No, not a shred of truth. At best, they are harmless placebos and at worst, dangerous. However, somebody must be buying them, since I get what seems like hundreds of emails about it. Don’t waste your money.
Dear Dr. Roach: I have an 11-year-old granddaughter who wets the bed. After she wets the bed, she sleeps all night being wet. How can she sleep all night? In the morning, everything is soaked.
The doctor says she will outgrow it; meanwhile, everything is wet. She lives with my son, who is a single father, and I am sure she has emotional issues. What can we do to help her?
Bedwetting is very common, and the incidence goes down with age. About four per cent of 11-year-olds wet the bed, but only two per cent of 13-year-olds do. It’s very important to recognize that the bedwetting isn’t the child’s fault, and that she should not be punished for the behaviour.
Reducing fluid intake in the afternoon and evening, and voiding right before bed are important. Motivational tools, such as a calendar where she gets a star for every dry night, have been found to be helpful in younger children (age 5-7), if the child is motivated to stop. Bed alarms and medications are other treatments to consider if the motivational techniques, fluid management and regular voiding don’t work after three to six months.

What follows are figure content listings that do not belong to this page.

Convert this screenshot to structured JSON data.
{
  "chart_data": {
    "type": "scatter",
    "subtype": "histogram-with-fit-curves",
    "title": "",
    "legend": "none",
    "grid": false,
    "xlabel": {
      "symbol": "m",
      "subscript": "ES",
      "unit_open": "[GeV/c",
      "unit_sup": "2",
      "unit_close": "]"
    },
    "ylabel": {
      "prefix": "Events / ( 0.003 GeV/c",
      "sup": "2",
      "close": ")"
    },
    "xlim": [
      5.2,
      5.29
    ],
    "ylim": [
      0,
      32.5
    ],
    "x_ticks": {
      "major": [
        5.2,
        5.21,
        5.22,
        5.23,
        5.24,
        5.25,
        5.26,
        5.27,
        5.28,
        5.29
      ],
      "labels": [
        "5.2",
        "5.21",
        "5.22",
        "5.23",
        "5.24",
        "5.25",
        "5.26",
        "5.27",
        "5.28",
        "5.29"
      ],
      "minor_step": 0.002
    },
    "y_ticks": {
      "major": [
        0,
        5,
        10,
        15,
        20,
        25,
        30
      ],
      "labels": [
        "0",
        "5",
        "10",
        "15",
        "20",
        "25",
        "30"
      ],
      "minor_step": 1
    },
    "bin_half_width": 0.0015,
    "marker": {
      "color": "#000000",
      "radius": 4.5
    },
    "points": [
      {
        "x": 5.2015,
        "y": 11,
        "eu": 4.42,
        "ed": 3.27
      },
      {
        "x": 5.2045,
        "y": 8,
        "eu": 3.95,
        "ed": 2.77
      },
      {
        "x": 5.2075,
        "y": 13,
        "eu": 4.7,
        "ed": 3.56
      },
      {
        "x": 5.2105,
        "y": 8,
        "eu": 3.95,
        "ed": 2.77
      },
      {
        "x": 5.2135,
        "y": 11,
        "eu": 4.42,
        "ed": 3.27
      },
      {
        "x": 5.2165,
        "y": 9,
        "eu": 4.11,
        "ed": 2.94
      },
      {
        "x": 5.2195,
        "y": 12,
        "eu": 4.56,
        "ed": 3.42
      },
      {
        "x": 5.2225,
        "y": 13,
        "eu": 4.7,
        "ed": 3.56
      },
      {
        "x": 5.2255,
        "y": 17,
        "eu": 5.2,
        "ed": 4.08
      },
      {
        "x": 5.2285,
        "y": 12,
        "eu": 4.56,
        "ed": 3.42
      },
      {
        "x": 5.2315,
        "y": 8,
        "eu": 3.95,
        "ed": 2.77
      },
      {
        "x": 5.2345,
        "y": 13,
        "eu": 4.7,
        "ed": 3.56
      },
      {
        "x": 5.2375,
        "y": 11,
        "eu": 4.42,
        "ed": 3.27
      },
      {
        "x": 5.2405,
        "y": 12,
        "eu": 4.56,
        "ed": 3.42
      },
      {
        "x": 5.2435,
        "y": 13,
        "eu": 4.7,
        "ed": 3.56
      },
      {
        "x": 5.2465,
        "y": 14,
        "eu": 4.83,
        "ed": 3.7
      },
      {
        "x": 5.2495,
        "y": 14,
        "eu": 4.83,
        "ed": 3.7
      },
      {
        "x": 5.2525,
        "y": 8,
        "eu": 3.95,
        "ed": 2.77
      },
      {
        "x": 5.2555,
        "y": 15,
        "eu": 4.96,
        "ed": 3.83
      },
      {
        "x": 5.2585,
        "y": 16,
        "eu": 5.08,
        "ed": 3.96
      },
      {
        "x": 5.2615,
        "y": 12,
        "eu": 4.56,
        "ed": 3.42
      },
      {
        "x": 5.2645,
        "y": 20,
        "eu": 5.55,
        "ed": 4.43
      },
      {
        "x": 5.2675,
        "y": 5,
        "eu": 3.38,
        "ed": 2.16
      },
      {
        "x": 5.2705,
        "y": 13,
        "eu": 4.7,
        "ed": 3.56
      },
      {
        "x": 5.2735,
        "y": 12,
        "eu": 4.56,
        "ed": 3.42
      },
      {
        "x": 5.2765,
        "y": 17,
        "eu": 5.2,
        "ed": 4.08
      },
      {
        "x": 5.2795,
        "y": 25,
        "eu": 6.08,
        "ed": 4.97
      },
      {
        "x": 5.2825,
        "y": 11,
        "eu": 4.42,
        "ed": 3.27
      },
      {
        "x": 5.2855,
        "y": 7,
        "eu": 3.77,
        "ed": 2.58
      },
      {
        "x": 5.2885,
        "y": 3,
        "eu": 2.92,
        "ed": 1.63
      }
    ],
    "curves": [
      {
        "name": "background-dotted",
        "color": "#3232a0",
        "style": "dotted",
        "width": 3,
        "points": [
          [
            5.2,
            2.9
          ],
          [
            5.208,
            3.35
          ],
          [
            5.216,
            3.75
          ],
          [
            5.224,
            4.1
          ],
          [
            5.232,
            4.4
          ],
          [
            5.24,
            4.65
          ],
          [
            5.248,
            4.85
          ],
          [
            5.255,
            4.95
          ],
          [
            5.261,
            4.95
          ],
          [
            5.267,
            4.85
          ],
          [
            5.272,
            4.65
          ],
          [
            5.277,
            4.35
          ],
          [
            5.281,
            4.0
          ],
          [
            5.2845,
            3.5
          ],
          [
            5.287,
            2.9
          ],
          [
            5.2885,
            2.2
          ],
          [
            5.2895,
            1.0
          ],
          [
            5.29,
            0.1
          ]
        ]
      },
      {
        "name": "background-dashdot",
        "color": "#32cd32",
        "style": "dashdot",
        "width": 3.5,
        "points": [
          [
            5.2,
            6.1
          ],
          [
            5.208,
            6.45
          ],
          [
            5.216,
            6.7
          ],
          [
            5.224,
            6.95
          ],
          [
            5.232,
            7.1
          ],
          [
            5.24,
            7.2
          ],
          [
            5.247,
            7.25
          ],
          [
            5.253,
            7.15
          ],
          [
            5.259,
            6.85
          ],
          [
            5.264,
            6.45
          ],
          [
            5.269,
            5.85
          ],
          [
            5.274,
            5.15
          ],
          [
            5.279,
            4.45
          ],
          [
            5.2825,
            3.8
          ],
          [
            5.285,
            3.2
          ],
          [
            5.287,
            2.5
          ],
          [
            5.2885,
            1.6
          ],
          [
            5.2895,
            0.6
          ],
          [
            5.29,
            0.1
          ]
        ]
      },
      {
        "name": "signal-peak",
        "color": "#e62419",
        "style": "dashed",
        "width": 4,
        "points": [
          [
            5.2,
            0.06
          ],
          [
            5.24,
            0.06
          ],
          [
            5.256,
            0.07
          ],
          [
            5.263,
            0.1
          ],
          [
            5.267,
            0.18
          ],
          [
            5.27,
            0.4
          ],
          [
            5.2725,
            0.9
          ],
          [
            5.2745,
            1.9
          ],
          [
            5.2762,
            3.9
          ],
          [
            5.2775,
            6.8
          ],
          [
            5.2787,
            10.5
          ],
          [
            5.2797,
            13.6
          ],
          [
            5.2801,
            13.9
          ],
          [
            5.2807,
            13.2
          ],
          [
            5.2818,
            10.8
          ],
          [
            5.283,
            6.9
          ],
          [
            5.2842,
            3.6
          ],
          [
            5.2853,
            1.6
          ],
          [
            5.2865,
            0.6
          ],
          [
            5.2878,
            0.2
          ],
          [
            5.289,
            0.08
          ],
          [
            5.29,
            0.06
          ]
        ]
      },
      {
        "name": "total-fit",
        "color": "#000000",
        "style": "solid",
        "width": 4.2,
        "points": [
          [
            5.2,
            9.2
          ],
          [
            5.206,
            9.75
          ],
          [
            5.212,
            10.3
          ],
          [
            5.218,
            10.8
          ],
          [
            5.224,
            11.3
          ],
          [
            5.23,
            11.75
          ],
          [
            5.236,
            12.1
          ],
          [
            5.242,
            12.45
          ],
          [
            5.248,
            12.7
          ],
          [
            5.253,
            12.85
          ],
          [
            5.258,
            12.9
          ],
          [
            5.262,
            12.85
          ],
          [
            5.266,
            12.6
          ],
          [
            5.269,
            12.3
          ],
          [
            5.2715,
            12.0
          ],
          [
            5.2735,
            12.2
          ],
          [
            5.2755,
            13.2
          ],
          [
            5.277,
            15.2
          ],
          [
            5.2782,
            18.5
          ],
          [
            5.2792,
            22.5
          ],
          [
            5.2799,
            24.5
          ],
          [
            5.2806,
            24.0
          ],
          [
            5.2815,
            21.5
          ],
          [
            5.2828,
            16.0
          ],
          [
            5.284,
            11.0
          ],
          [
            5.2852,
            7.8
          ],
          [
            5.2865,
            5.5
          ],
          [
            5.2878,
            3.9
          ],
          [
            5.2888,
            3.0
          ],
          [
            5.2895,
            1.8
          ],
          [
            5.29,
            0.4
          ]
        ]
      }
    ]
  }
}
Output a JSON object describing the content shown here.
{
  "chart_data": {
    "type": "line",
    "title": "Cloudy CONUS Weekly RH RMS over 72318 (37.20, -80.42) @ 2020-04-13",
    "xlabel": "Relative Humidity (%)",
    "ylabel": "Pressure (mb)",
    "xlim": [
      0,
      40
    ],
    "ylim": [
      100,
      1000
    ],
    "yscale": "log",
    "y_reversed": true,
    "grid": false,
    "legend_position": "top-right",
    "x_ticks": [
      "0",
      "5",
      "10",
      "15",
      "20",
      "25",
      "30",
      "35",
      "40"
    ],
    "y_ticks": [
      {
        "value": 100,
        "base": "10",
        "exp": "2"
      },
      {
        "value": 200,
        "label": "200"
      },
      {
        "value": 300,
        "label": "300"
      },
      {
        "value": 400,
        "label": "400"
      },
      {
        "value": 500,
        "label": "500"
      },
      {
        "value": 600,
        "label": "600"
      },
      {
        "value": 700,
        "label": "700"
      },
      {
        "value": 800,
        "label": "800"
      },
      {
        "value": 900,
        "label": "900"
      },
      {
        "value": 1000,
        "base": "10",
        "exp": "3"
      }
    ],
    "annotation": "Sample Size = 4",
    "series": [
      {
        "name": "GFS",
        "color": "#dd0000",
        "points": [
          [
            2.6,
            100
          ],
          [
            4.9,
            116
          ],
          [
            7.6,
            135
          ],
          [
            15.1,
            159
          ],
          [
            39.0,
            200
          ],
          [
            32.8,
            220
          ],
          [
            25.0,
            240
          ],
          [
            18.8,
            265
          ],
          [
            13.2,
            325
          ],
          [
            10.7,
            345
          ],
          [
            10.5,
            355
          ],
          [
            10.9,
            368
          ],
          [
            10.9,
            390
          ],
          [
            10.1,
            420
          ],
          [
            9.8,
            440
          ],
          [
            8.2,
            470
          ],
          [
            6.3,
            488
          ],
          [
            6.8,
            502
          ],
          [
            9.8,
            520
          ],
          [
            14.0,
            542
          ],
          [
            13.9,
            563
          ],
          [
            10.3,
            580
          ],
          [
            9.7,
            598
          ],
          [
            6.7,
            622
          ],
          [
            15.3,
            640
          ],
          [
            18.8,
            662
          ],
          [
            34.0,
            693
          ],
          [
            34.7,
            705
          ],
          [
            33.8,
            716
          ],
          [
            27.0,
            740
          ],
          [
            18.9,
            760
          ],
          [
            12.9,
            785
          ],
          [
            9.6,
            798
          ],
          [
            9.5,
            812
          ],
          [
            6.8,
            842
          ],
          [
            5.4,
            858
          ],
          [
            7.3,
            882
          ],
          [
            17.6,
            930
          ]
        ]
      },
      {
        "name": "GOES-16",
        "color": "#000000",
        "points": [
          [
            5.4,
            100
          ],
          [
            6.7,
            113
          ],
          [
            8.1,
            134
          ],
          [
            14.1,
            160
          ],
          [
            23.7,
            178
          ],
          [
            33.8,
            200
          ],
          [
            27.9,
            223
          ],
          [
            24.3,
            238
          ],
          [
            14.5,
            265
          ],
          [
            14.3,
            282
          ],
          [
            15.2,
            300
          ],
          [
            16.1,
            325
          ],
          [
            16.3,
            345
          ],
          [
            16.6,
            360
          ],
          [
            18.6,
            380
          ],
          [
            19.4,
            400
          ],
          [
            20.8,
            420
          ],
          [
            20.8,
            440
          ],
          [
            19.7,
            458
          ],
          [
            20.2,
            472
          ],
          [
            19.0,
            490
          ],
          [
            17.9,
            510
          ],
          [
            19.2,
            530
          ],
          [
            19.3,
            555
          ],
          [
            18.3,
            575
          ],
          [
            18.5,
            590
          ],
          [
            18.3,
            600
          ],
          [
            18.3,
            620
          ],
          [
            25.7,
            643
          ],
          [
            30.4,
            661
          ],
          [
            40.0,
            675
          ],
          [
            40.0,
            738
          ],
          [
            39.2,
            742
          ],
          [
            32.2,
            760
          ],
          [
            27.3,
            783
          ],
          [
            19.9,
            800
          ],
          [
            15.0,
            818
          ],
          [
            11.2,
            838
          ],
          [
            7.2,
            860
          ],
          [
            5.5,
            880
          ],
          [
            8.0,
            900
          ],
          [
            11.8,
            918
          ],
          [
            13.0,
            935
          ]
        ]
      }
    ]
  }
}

Dear Dr. Roach: Regarding your recent article on rectal itching, I see that one cure was never mentioned. Our doctor prescribed the same medicine that is used for vaginal yeast infection, and the itching is gone for good. This worked for family and friends, so I hope you will suggest this in a future article.
Thank you for taking the time to write in. I actually have received many responses similar to this, and I looked it up and found that it can be effective. It shouldn’t be used for the long term — a week or two at most. If it doesn’t work, stop using it.